In January 2008, he joined Hothead Games as creative director, with whom he was developing DeathSpank, an adventure/R.P.G. Although still working at Hothead Games, Gilbert contributed to the design for Telltale Games' Tales of Monkey Island, taking part in the brainstorming process early in the development of the game. The episodic fifth entry in the Monkey Island series marked the first time Gilbert worked on a Monkey Island game since 1991's LeChuck's Revenge. On April 6, 2010, on his blog he announced that he left Hothead Games. He will continue to promote DeathSpank with Electronic Arts.
In September 2010, it was revealed that Gilbert had been hired by fellow former LucasArts game designer Tim Schafer, to work at Schafer's own Double Fine Productions. In February 2012, Tim Schafer confirmed he will be working with Ron Gilbert on a new adventure game. In May 2012, the game was revealed as The Cave, which was released as a downloadable title by Sega in 2013.
After the buying of LucasArts by The Walt Disney Company in 2012, the rights to the Monkey Island series became the company's property. Ron Gilbert has been quoted in November 2012 as not being optimistic about the franchise's future, believing that Disney might abandon the franchise in favor of Pirates of the Caribbean, however, in December 2012, he was also quoted as wishing to contact Disney, hoping to "make the game he wants to make".

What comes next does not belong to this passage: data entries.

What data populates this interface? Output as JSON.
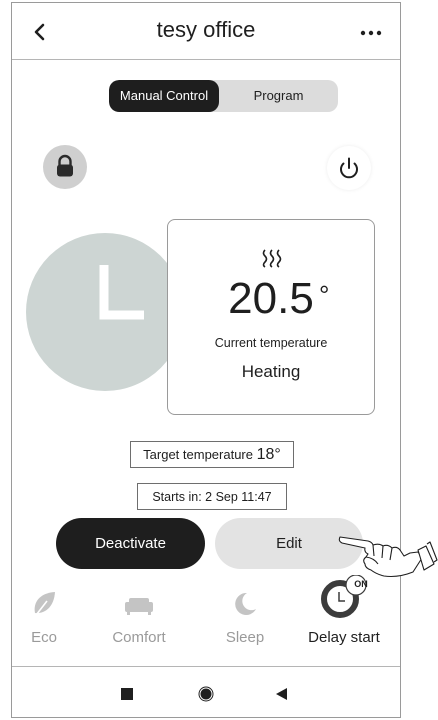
{
  "header": {
    "title": "tesy office",
    "back_icon": "chevron-left-icon",
    "more_icon": "more-horizontal-icon"
  },
  "mode_toggle": {
    "manual_label": "Manual Control",
    "program_label": "Program",
    "selected": "Manual Control"
  },
  "controls": {
    "lock_icon": "lock-icon",
    "power_icon": "power-icon"
  },
  "status": {
    "heat_icon": "heat-waves-icon",
    "current_temperature": "20.5",
    "degree_symbol": "°",
    "caption": "Current temperature",
    "state": "Heating"
  },
  "schedule": {
    "target_label": "Target temperature",
    "target_value": "18°",
    "starts_in": "Starts in: 2 Sep 11:47"
  },
  "actions": {
    "deactivate_label": "Deactivate",
    "edit_label": "Edit"
  },
  "modes": {
    "eco_label": "Eco",
    "comfort_label": "Comfort",
    "sleep_label": "Sleep",
    "delay_label": "Delay start",
    "delay_badge": "ON",
    "active": "Delay start"
  },
  "colors": {
    "dark": "#1e1e1e",
    "clock_circle": "#cdd5d3",
    "inactive_icon": "#c4c4c4",
    "inactive_text": "#9a9a9a",
    "segment_bg": "#dcdcdc",
    "edit_bg": "#e3e3e3"
  }
}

In March 2013, Gilbert left Double Fine Productions revealing that his joining the studio was purely for the creation of The Cave: "I was telling him [Tim Schafer] about The Cave and he really liked it, so he said 'come to Double Fine and make it. It was really all about making that game." Most recently he worked on the iOS and Android game Scurvy Scallywags with DeathSpank co-creator Clayton Kauzlaric.

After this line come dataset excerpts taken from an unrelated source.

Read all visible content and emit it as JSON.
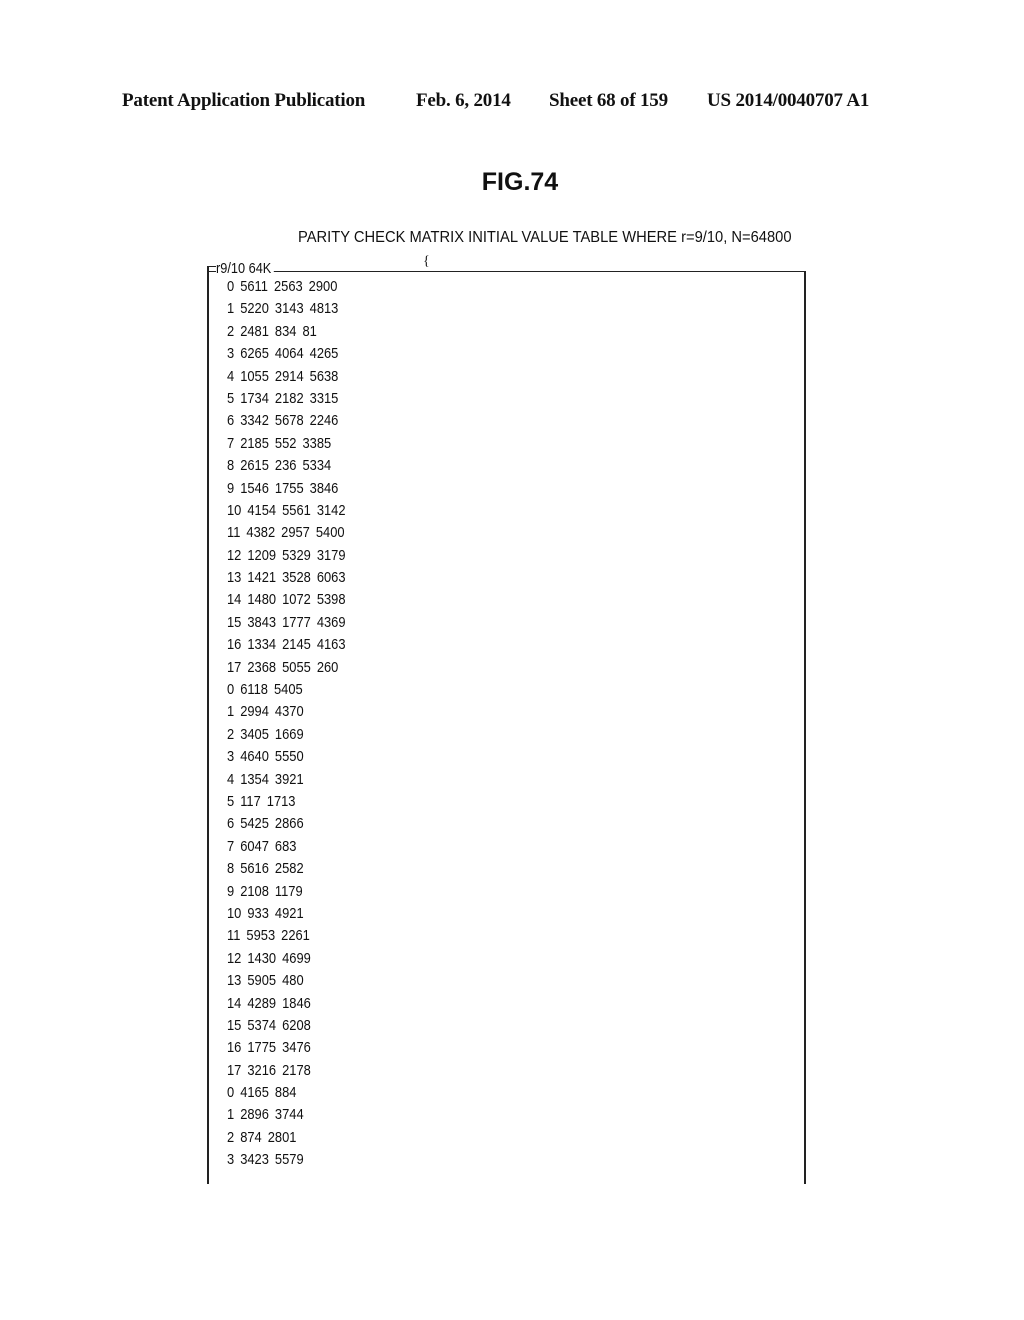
{
  "header": {
    "publication": "Patent Application Publication",
    "date": "Feb. 6, 2014",
    "sheet": "Sheet 68 of 159",
    "patent_number": "US 2014/0040707 A1"
  },
  "figure": {
    "label": "FIG.74",
    "caption": "PARITY CHECK MATRIX INITIAL VALUE TABLE WHERE r=9/10, N=64800",
    "table_title": "r9/10 64K",
    "rows": [
      [
        "0",
        "5611",
        "2563",
        "2900"
      ],
      [
        "1",
        "5220",
        "3143",
        "4813"
      ],
      [
        "2",
        "2481",
        "834",
        "81"
      ],
      [
        "3",
        "6265",
        "4064",
        "4265"
      ],
      [
        "4",
        "1055",
        "2914",
        "5638"
      ],
      [
        "5",
        "1734",
        "2182",
        "3315"
      ],
      [
        "6",
        "3342",
        "5678",
        "2246"
      ],
      [
        "7",
        "2185",
        "552",
        "3385"
      ],
      [
        "8",
        "2615",
        "236",
        "5334"
      ],
      [
        "9",
        "1546",
        "1755",
        "3846"
      ],
      [
        "10",
        "4154",
        "5561",
        "3142"
      ],
      [
        "11",
        "4382",
        "2957",
        "5400"
      ],
      [
        "12",
        "1209",
        "5329",
        "3179"
      ],
      [
        "13",
        "1421",
        "3528",
        "6063"
      ],
      [
        "14",
        "1480",
        "1072",
        "5398"
      ],
      [
        "15",
        "3843",
        "1777",
        "4369"
      ],
      [
        "16",
        "1334",
        "2145",
        "4163"
      ],
      [
        "17",
        "2368",
        "5055",
        "260"
      ],
      [
        "0",
        "6118",
        "5405"
      ],
      [
        "1",
        "2994",
        "4370"
      ],
      [
        "2",
        "3405",
        "1669"
      ],
      [
        "3",
        "4640",
        "5550"
      ],
      [
        "4",
        "1354",
        "3921"
      ],
      [
        "5",
        "117",
        "1713"
      ],
      [
        "6",
        "5425",
        "2866"
      ],
      [
        "7",
        "6047",
        "683"
      ],
      [
        "8",
        "5616",
        "2582"
      ],
      [
        "9",
        "2108",
        "1179"
      ],
      [
        "10",
        "933",
        "4921"
      ],
      [
        "11",
        "5953",
        "2261"
      ],
      [
        "12",
        "1430",
        "4699"
      ],
      [
        "13",
        "5905",
        "480"
      ],
      [
        "14",
        "4289",
        "1846"
      ],
      [
        "15",
        "5374",
        "6208"
      ],
      [
        "16",
        "1775",
        "3476"
      ],
      [
        "17",
        "3216",
        "2178"
      ],
      [
        "0",
        "4165",
        "884"
      ],
      [
        "1",
        "2896",
        "3744"
      ],
      [
        "2",
        "874",
        "2801"
      ],
      [
        "3",
        "3423",
        "5579"
      ]
    ]
  }
}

On November 18, 2014, it was revealed that he had reunited with Gary Winnick, with whom he created his early critically acclaimed point'n'click games at LucasArts, and that they were working together on a new point'n'click game called Thimbleweed Park. The game reached its funding target on the crowd sourcing site Kickstarter on December 18 and was released on March 30, 2017 in full 'talkie' mode for Windows, Linux, Mac and Xbox One. A port to iOS and Android was confirmed after the project met its last stretch-goal.